Oregon lawmakers have pushed back against the presence of federal forces policing the city, and the Oregon attorney general and the American Civil Liberties Union filed lawsuits against the federal government for allegedly violating protesters' rights while policing the city.

Without a specific invitation from the state or city, the Trump administration has grounded the legal justification of federal law enforcement in Oregon as protecting federal property, which is within their power. However, according to reports, federal agents are alleged to have gone beyond their duties, making arrests and engaging in other policing well beyond the boundaries of federal monuments and property.

Cristina Rodriguez, a Yale Law School professor specializing in constitutional and administrative law, said it is "highly atypical for federal law enforcement to enter a city or a state where they haven't been invited by the governor or the mayor," especially if there hasn't been a "clear breakdown in the state's authority or ability to handle whatever might be happening."

"I think the bigger point in this moment is that, as a matter of practice, federal law enforcement doesn't come to engage in general policing unless the state government or local government has invited it," she said, citing the example of the Rodney King riots in Los Angeles in 1992.

The National Guard and federal agents were mobilized amid civil disturbances, city-wide riots, and violence at the behest of then-Gov. Pete Wilson and then-Mayor Tom Bradley.

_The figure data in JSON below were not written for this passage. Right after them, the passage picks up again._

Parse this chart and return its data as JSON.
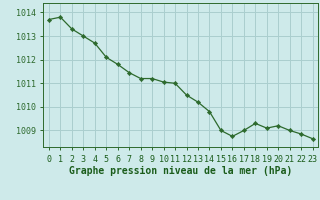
{
  "x": [
    0,
    1,
    2,
    3,
    4,
    5,
    6,
    7,
    8,
    9,
    10,
    11,
    12,
    13,
    14,
    15,
    16,
    17,
    18,
    19,
    20,
    21,
    22,
    23
  ],
  "y": [
    1013.7,
    1013.8,
    1013.3,
    1013.0,
    1012.7,
    1012.1,
    1011.8,
    1011.45,
    1011.2,
    1011.2,
    1011.05,
    1011.0,
    1010.5,
    1010.2,
    1009.8,
    1009.0,
    1008.75,
    1009.0,
    1009.3,
    1009.1,
    1009.2,
    1009.0,
    1008.85,
    1008.65
  ],
  "line_color": "#2d6a2d",
  "marker": "D",
  "marker_size": 2.2,
  "bg_color": "#ceeaea",
  "grid_color": "#aacece",
  "spine_color": "#2d6a2d",
  "title": "Graphe pression niveau de la mer (hPa)",
  "title_color": "#1a5c1a",
  "title_fontsize": 7.0,
  "tick_fontsize": 6.0,
  "ylabel_ticks": [
    1009,
    1010,
    1011,
    1012,
    1013,
    1014
  ],
  "ylim": [
    1008.3,
    1014.4
  ],
  "xlim": [
    -0.5,
    23.5
  ],
  "xtick_labels": [
    "0",
    "1",
    "2",
    "3",
    "4",
    "5",
    "6",
    "7",
    "8",
    "9",
    "10",
    "11",
    "12",
    "13",
    "14",
    "15",
    "16",
    "17",
    "18",
    "19",
    "20",
    "21",
    "22",
    "23"
  ]
}
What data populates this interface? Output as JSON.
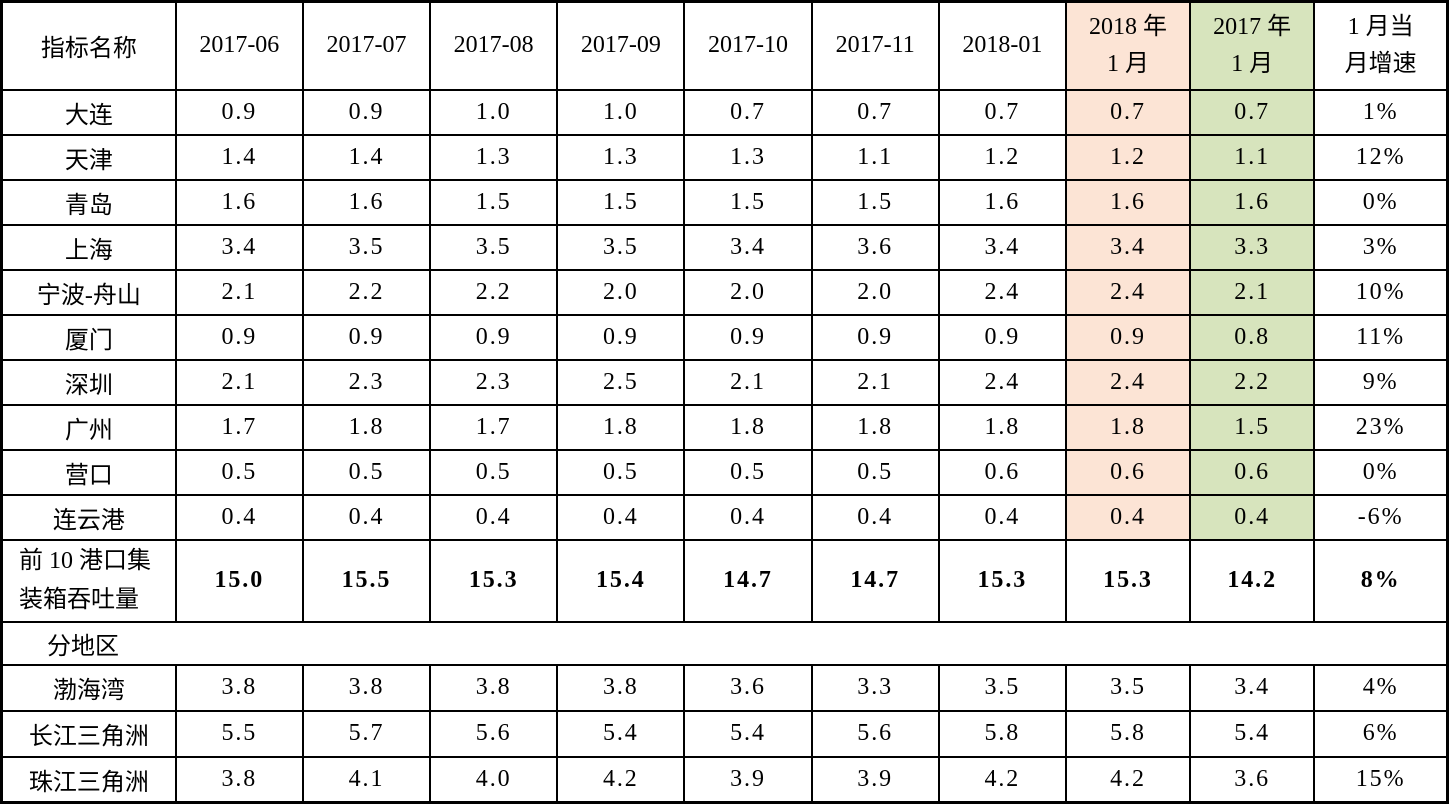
{
  "colors": {
    "highlight_2018_bg": "#fce4d5",
    "highlight_2017_bg": "#d7e4bd",
    "border": "#000000",
    "text": "#000000"
  },
  "table": {
    "header": {
      "name": "指标名称",
      "dates": [
        "2017-06",
        "2017-07",
        "2017-08",
        "2017-09",
        "2017-10",
        "2017-11",
        "2018-01"
      ],
      "col_2018": [
        "2018 年",
        "1 月"
      ],
      "col_2017": [
        "2017 年",
        "1 月"
      ],
      "growth": [
        "1 月当",
        "月增速"
      ]
    },
    "rows": [
      {
        "type": "port",
        "name": "大连",
        "values": [
          "0.9",
          "0.9",
          "1.0",
          "1.0",
          "0.7",
          "0.7",
          "0.7"
        ],
        "v2018": "0.7",
        "v2017": "0.7",
        "growth": "1%",
        "highlight": true
      },
      {
        "type": "port",
        "name": "天津",
        "values": [
          "1.4",
          "1.4",
          "1.3",
          "1.3",
          "1.3",
          "1.1",
          "1.2"
        ],
        "v2018": "1.2",
        "v2017": "1.1",
        "growth": "12%",
        "highlight": true
      },
      {
        "type": "port",
        "name": "青岛",
        "values": [
          "1.6",
          "1.6",
          "1.5",
          "1.5",
          "1.5",
          "1.5",
          "1.6"
        ],
        "v2018": "1.6",
        "v2017": "1.6",
        "growth": "0%",
        "highlight": true
      },
      {
        "type": "port",
        "name": "上海",
        "values": [
          "3.4",
          "3.5",
          "3.5",
          "3.5",
          "3.4",
          "3.6",
          "3.4"
        ],
        "v2018": "3.4",
        "v2017": "3.3",
        "growth": "3%",
        "highlight": true
      },
      {
        "type": "port",
        "name": "宁波-舟山",
        "values": [
          "2.1",
          "2.2",
          "2.2",
          "2.0",
          "2.0",
          "2.0",
          "2.4"
        ],
        "v2018": "2.4",
        "v2017": "2.1",
        "growth": "10%",
        "highlight": true
      },
      {
        "type": "port",
        "name": "厦门",
        "values": [
          "0.9",
          "0.9",
          "0.9",
          "0.9",
          "0.9",
          "0.9",
          "0.9"
        ],
        "v2018": "0.9",
        "v2017": "0.8",
        "growth": "11%",
        "highlight": true
      },
      {
        "type": "port",
        "name": "深圳",
        "values": [
          "2.1",
          "2.3",
          "2.3",
          "2.5",
          "2.1",
          "2.1",
          "2.4"
        ],
        "v2018": "2.4",
        "v2017": "2.2",
        "growth": "9%",
        "highlight": true
      },
      {
        "type": "port",
        "name": "广州",
        "values": [
          "1.7",
          "1.8",
          "1.7",
          "1.8",
          "1.8",
          "1.8",
          "1.8"
        ],
        "v2018": "1.8",
        "v2017": "1.5",
        "growth": "23%",
        "highlight": true
      },
      {
        "type": "port",
        "name": "营口",
        "values": [
          "0.5",
          "0.5",
          "0.5",
          "0.5",
          "0.5",
          "0.5",
          "0.6"
        ],
        "v2018": "0.6",
        "v2017": "0.6",
        "growth": "0%",
        "highlight": true
      },
      {
        "type": "port",
        "name": "连云港",
        "values": [
          "0.4",
          "0.4",
          "0.4",
          "0.4",
          "0.4",
          "0.4",
          "0.4"
        ],
        "v2018": "0.4",
        "v2017": "0.4",
        "growth": "-6%",
        "highlight": true
      },
      {
        "type": "total",
        "name_lines": [
          "前 10 港口集",
          "装箱吞吐量"
        ],
        "values": [
          "15.0",
          "15.5",
          "15.3",
          "15.4",
          "14.7",
          "14.7",
          "15.3"
        ],
        "v2018": "15.3",
        "v2017": "14.2",
        "growth": "8%",
        "highlight": false,
        "bold": true
      },
      {
        "type": "section",
        "name": "分地区"
      },
      {
        "type": "region",
        "name": "渤海湾",
        "values": [
          "3.8",
          "3.8",
          "3.8",
          "3.8",
          "3.6",
          "3.3",
          "3.5"
        ],
        "v2018": "3.5",
        "v2017": "3.4",
        "growth": "4%",
        "highlight": false
      },
      {
        "type": "region",
        "name": "长江三角洲",
        "values": [
          "5.5",
          "5.7",
          "5.6",
          "5.4",
          "5.4",
          "5.6",
          "5.8"
        ],
        "v2018": "5.8",
        "v2017": "5.4",
        "growth": "6%",
        "highlight": false
      },
      {
        "type": "region",
        "name": "珠江三角洲",
        "values": [
          "3.8",
          "4.1",
          "4.0",
          "4.2",
          "3.9",
          "3.9",
          "4.2"
        ],
        "v2018": "4.2",
        "v2017": "3.6",
        "growth": "15%",
        "highlight": false
      }
    ]
  }
}
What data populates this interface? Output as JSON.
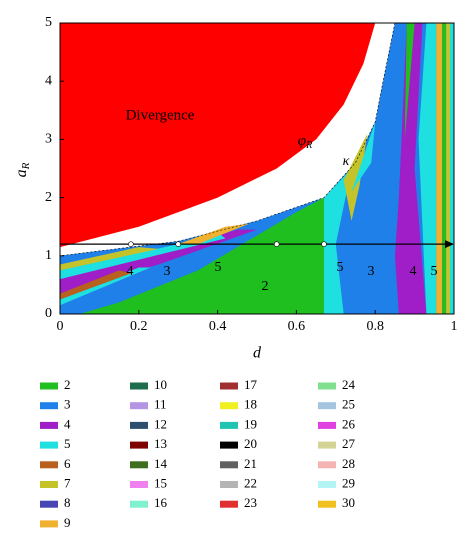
{
  "chart_data": {
    "type": "region",
    "x_label": "d",
    "y_label": "a",
    "y_label_sub": "R",
    "xlim": [
      0,
      1
    ],
    "ylim": [
      0,
      5
    ],
    "xticks": [
      0,
      0.2,
      0.4,
      0.6,
      0.8,
      1
    ],
    "yticks": [
      0,
      1,
      2,
      3,
      4,
      5
    ],
    "annotations": [
      "Divergence",
      "κ",
      "4",
      "3",
      "5",
      "2",
      "5",
      "3",
      "4",
      "5"
    ],
    "curve_label": "φ",
    "curve_label_sub": "R",
    "series": [
      {
        "name": "2",
        "color": "#1fbf1f"
      },
      {
        "name": "3",
        "color": "#1e80e8"
      },
      {
        "name": "4",
        "color": "#a01ec8"
      },
      {
        "name": "5",
        "color": "#1ee0e0"
      },
      {
        "name": "6",
        "color": "#b8601e"
      },
      {
        "name": "7",
        "color": "#c4c42a"
      },
      {
        "name": "8",
        "color": "#4646b4"
      },
      {
        "name": "9",
        "color": "#f0b030"
      },
      {
        "name": "10",
        "color": "#1e6e4e"
      },
      {
        "name": "11",
        "color": "#b494e4"
      },
      {
        "name": "12",
        "color": "#2e4e6e"
      },
      {
        "name": "13",
        "color": "#7e0000"
      },
      {
        "name": "14",
        "color": "#3e6e1e"
      },
      {
        "name": "15",
        "color": "#f080f0"
      },
      {
        "name": "16",
        "color": "#80f0d0"
      },
      {
        "name": "17",
        "color": "#a03030"
      },
      {
        "name": "18",
        "color": "#f0f020"
      },
      {
        "name": "19",
        "color": "#20c4b0"
      },
      {
        "name": "20",
        "color": "#000000"
      },
      {
        "name": "21",
        "color": "#606060"
      },
      {
        "name": "22",
        "color": "#b4b4b4"
      },
      {
        "name": "23",
        "color": "#e03030"
      },
      {
        "name": "24",
        "color": "#80e090"
      },
      {
        "name": "25",
        "color": "#a4c4e0"
      },
      {
        "name": "26",
        "color": "#e040e0"
      },
      {
        "name": "27",
        "color": "#d4d494"
      },
      {
        "name": "28",
        "color": "#f4b4b4"
      },
      {
        "name": "29",
        "color": "#b4f4f4"
      },
      {
        "name": "30",
        "color": "#f0c020"
      }
    ],
    "divergence_color": "#ff0000"
  }
}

"There's definitely a breach of ordinary practice from what it seems, watching from afar," Rodriguez said of the escalating situation in Portland.

Similar to the legal situation behind the Rodney King riots, Chicago Mayor Lori Lightfoot announced that federal troops would be arriving in the city to help it combat gun violence, which has been on the rise in the city in recent weeks. She added the agents will not be engaging with protesters.

"Unlike what happened in Portland, what we will receive is resources that are going to plug in to the existing federal agencies that we work with on a regular basis to help manage and suppress violent crime in our city," Lightfoot said, according to a WLS report.

"I don't put anything past this administration, which is why we will continue to be diligent and why we will continue to be ready," Lightfoot said, according to the Chicago Tribune. "If we need to stop them and use the courts to do so, we are ready to do that."

Laurence Tribe, a law professor at the Harvard Law School, excoriated the motives behind the "deliberately vague terms" behind deploying federal agents to major US cities.

In an email to Business Insider, Tribe wrote that the situation "would have been utterly unthinkable to those who fought a bloody revolution and founded a republic to preserve the 'blessings of liberty,' to those who gave 'the last full measure of devotion' to preserve the Union, or to those who sacrificed their lives in two World Wars to keep authoritarian regimes from our shores."

"To call this astonishing takeover of the streets and spaces for peaceful protest unconstitutional is a dramatic understatement," Tribe wrote in the email. "And the cynicism of those disguising these moves in the garb of essential peacekeeping, which might well succeed for some time in holding judicial relief at bay, is especially disgusting."